What would change your mind? Genuine question.
The adversarial test is public and runnable in 5 minutes:
If output isn't PASS/PASS on your machine, I want to know. If the protocol design is flawed, I want to know where specifically.Known limitations are machine-readable: reports/known_faults.yaml
First of all, I don't want to run anyone's code without proper explanation, so help me understand this. Let's start with the verifier. The 3rd party verifier receives a bundle, not knowing what the content is, not having access to the tool used to measure, and just run a single command based on the bundle which presumably contains expected results and actual measurements, both of which can easily be tampered. What good does that solve?
Right question. Bundle alone proves nothing — you're correct.
Two things make it non-trivial to fake:
The pipeline is public. You can read scripts/steward_audit.py before running anything. It's not a black box.
For materials claims — the expected value isn't in the bundle. Young's modulus for aluminium is ~70 GPa. Not my number. Physics. The verifier checks against that, not against something I provided.
ML and pipelines — provenance only, no physical grounding. Said so in known_faults.yaml :: SCOPE_001.

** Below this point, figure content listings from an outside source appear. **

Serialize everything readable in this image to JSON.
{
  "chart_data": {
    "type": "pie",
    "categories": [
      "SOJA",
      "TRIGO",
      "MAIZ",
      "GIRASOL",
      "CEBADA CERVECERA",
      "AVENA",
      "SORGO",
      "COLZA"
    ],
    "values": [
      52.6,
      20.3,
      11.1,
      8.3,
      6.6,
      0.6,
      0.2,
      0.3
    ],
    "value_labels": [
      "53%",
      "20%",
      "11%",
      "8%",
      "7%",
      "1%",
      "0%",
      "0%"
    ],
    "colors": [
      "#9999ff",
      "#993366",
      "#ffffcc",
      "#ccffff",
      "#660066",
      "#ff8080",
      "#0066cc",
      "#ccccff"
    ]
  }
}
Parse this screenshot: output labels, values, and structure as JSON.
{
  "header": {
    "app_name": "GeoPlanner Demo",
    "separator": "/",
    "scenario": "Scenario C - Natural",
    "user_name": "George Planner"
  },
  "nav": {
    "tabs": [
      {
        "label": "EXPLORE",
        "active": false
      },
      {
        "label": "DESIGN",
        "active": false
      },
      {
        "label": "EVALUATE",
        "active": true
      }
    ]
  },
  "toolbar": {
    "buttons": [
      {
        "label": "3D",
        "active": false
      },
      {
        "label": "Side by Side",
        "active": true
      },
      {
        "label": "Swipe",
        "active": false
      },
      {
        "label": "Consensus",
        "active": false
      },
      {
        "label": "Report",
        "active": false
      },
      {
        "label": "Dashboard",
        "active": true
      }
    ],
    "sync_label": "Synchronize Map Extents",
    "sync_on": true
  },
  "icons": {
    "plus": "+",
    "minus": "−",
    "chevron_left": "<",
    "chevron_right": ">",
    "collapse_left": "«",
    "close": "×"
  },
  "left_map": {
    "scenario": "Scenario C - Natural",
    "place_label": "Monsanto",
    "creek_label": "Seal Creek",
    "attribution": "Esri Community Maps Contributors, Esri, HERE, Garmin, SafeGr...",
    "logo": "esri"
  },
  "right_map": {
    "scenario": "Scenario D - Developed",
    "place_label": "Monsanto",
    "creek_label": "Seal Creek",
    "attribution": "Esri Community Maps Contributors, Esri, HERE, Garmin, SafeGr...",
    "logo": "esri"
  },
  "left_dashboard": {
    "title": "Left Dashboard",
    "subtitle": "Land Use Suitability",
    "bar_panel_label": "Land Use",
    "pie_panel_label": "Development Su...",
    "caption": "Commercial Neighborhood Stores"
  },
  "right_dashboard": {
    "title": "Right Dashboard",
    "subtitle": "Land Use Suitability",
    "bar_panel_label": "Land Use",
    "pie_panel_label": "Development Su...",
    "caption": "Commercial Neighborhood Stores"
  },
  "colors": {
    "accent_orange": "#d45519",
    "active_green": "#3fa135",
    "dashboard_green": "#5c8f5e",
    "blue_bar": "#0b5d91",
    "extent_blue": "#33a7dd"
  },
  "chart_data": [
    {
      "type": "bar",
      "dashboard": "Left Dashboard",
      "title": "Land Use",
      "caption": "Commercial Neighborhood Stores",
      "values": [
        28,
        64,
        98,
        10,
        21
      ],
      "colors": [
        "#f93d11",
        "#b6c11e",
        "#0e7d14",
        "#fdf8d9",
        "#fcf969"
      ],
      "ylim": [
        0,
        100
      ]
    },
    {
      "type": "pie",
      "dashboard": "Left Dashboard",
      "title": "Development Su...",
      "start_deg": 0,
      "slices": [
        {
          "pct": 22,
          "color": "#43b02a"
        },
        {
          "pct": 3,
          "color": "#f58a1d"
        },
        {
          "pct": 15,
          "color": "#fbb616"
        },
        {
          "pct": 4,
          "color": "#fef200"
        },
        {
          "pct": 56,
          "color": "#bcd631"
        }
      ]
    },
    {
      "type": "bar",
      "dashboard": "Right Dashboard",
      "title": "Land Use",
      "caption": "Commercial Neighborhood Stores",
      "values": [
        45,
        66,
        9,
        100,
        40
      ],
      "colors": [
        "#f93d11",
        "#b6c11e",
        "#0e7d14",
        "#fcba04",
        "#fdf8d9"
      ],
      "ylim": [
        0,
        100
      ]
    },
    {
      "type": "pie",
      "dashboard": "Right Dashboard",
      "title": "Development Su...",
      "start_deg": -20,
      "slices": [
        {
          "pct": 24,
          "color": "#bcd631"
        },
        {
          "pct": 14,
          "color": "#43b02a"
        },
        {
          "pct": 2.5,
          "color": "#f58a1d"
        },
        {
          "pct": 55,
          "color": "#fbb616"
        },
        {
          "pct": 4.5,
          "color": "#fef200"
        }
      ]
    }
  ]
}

If I may ask, how much of the code, original post, and comments are AI generated?
Heavily AI-assisted, not AI-generated.
Claude + Cursor wrote the structure. I fixed hundreds of errors — wrong tests, broken pipelines, docs that didn't match the code. That's literally why the verification layer exists. AI gets it wrong constantly.
This comment — also Claude, on my direction. That's the point. Tool, not author.
Clone it and run it. If it doesn't work, tell me.